Ten years ago, we asked the courts whether DHS has the authority to allow non-students to work on student visas and the larger question of whether DHS has the authority to allow aliens to work through regulation.
A decade later, three iterations through the district courts, and four appeals, there is no decision on these questions and the case continues to go on, and on, and on, and on . . . .
Currently, we are awaiting a decision from the D.C. Circuit. However, we have no idea what issues the court will actually decide. The court could dismiss the case (that would mean another case would be filed and the litigation would continue on indefinitely); the court could remand the case to the D.C. District court (in that event, the case would probably take another two years to get back to the D.C. Circuit); or (the best possible circumstance) the court could decide the case, putting it on a path to ending.
Even under the latter outcome, the saga of OPT represents a total breakdown of the system of judicial review of agency actions. When it takes over a decade to get a final decision from the courts on whether an agency action is lawful, the system is simply not functioning.

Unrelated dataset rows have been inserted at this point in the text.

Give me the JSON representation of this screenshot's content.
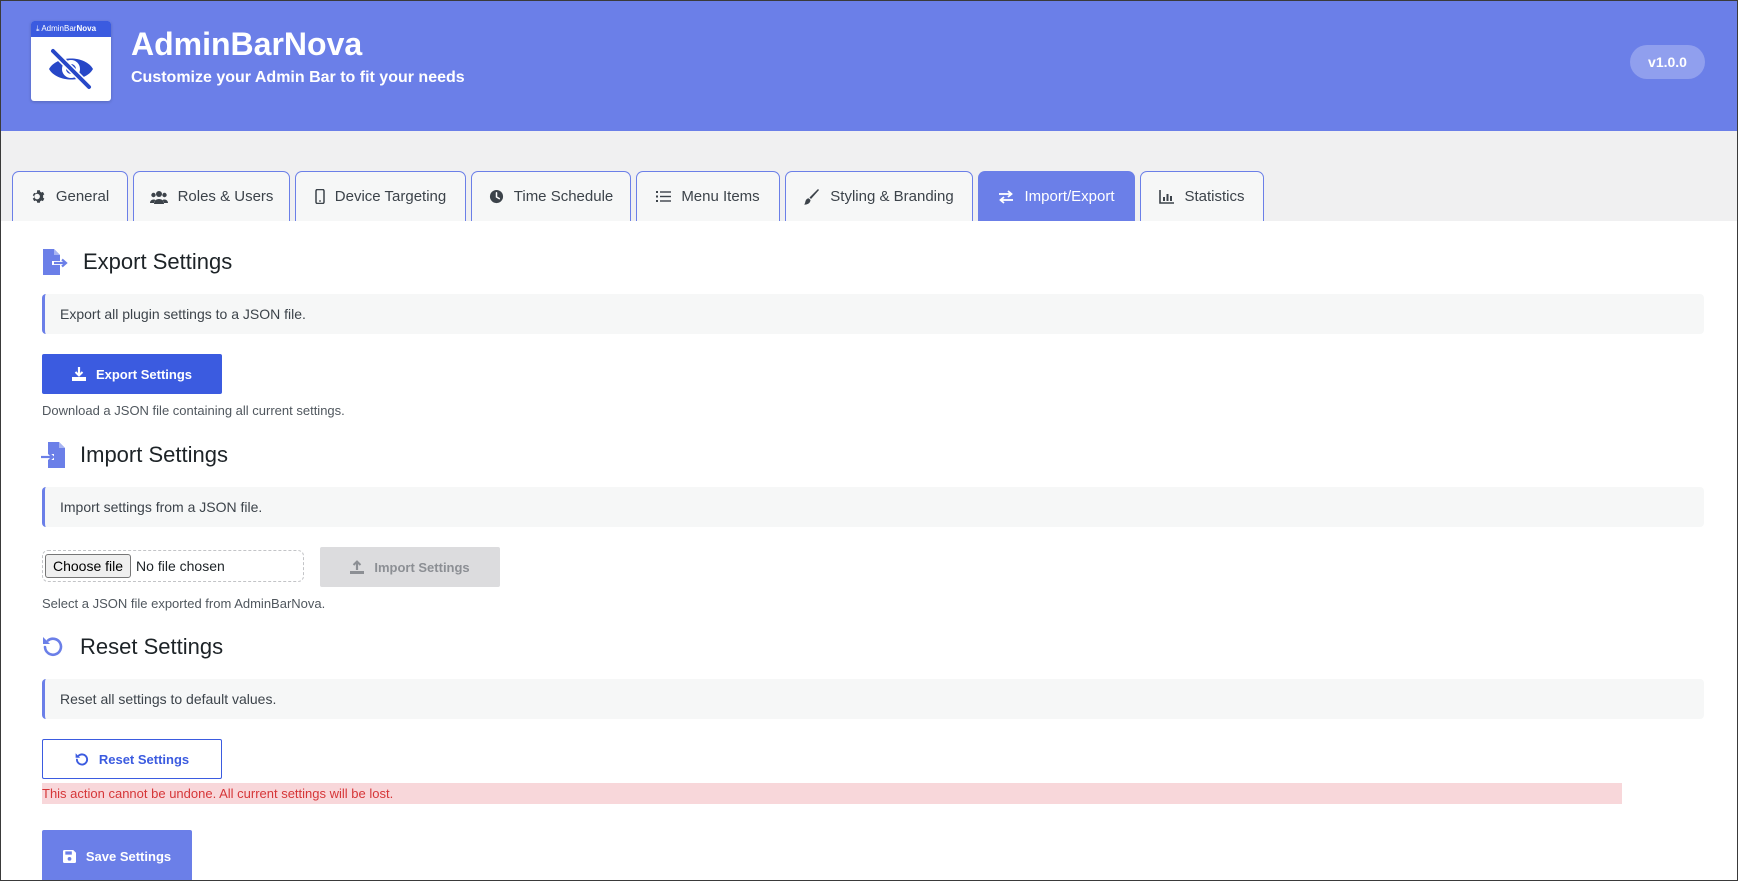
{
  "header": {
    "logo_strip_prefix": "AdminBar",
    "logo_strip_bold": "Nova",
    "title": "AdminBarNova",
    "subtitle": "Customize your Admin Bar to fit your needs",
    "version": "v1.0.0"
  },
  "tabs": [
    {
      "label": "General",
      "icon": "gear-icon",
      "active": false
    },
    {
      "label": "Roles & Users",
      "icon": "users-icon",
      "active": false
    },
    {
      "label": "Device Targeting",
      "icon": "mobile-icon",
      "active": false
    },
    {
      "label": "Time Schedule",
      "icon": "clock-icon",
      "active": false
    },
    {
      "label": "Menu Items",
      "icon": "list-icon",
      "active": false
    },
    {
      "label": "Styling & Branding",
      "icon": "brush-icon",
      "active": false
    },
    {
      "label": "Import/Export",
      "icon": "arrows-exchange-icon",
      "active": true
    },
    {
      "label": "Statistics",
      "icon": "chart-icon",
      "active": false
    }
  ],
  "export": {
    "title": "Export Settings",
    "icon": "file-export-icon",
    "notice": "Export all plugin settings to a JSON file.",
    "button_label": "Export Settings",
    "button_icon": "download-icon",
    "help": "Download a JSON file containing all current settings."
  },
  "import": {
    "title": "Import Settings",
    "icon": "file-import-icon",
    "notice": "Import settings from a JSON file.",
    "file_button_label": "Choose file",
    "file_status": "No file chosen",
    "button_label": "Import Settings",
    "button_icon": "upload-icon",
    "button_disabled": true,
    "help": "Select a JSON file exported from AdminBarNova."
  },
  "reset": {
    "title": "Reset Settings",
    "icon": "undo-icon",
    "notice": "Reset all settings to default values.",
    "button_label": "Reset Settings",
    "warning": "This action cannot be undone. All current settings will be lost."
  },
  "save": {
    "button_label": "Save Settings",
    "button_icon": "floppy-disk-icon"
  },
  "colors": {
    "header_bg": "#6b7fe8",
    "primary": "#3b5be0",
    "warning_text": "#d63638",
    "warning_bg": "#f8d7da"
  }
}
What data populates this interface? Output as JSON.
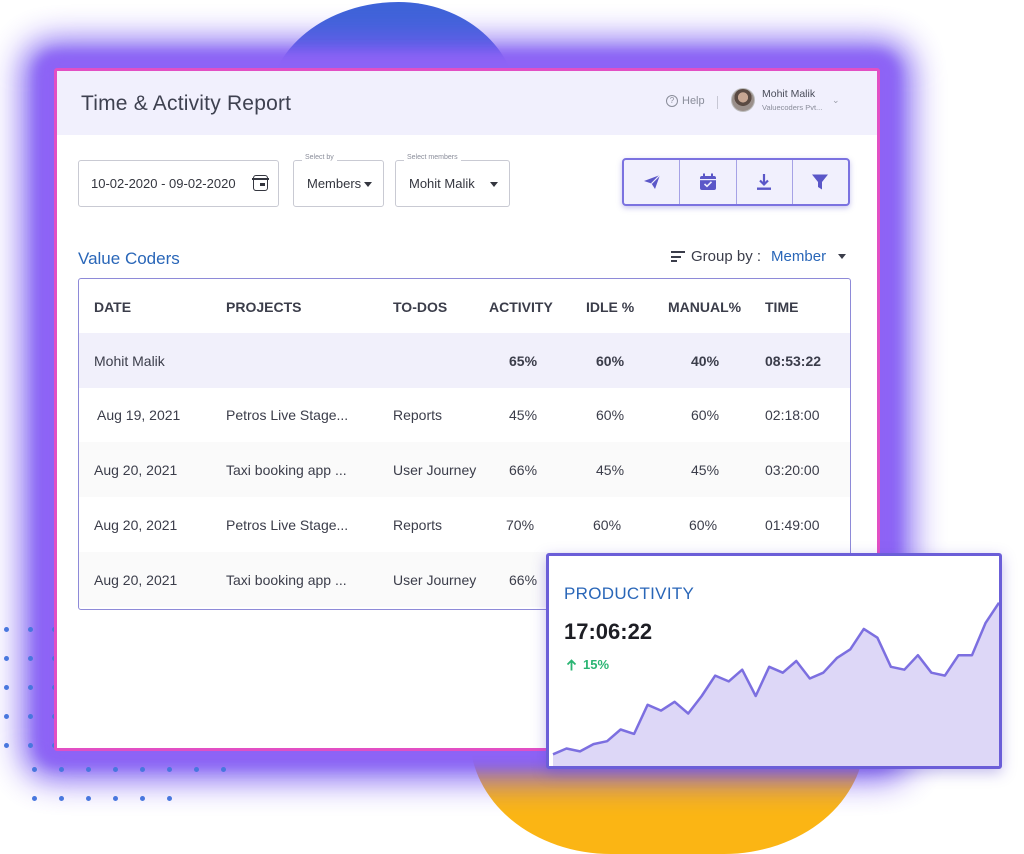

Worse yet, the failure of the courts to decide the issues in the OPT case has created an explosion of litigation. In addition to the three times through the courts, the very same issues are popping up on other immigration-related cases. This has probably resulted in a 20-fold increase in the work for the courts.
Three years ago, I testified before the Senate Judiciary Committee on the case. One of the committee staff members told me, “Every year the Chief Justice sends us a report that says we need more judges but, when see cases like yours, we realize that, if we doubled the number of judges, the courts would just create more work for themselves and the new judges would be just as busy.”
I know several people who are waiting to write post-mortems on this case. The problem is that those have to wait until the case is over.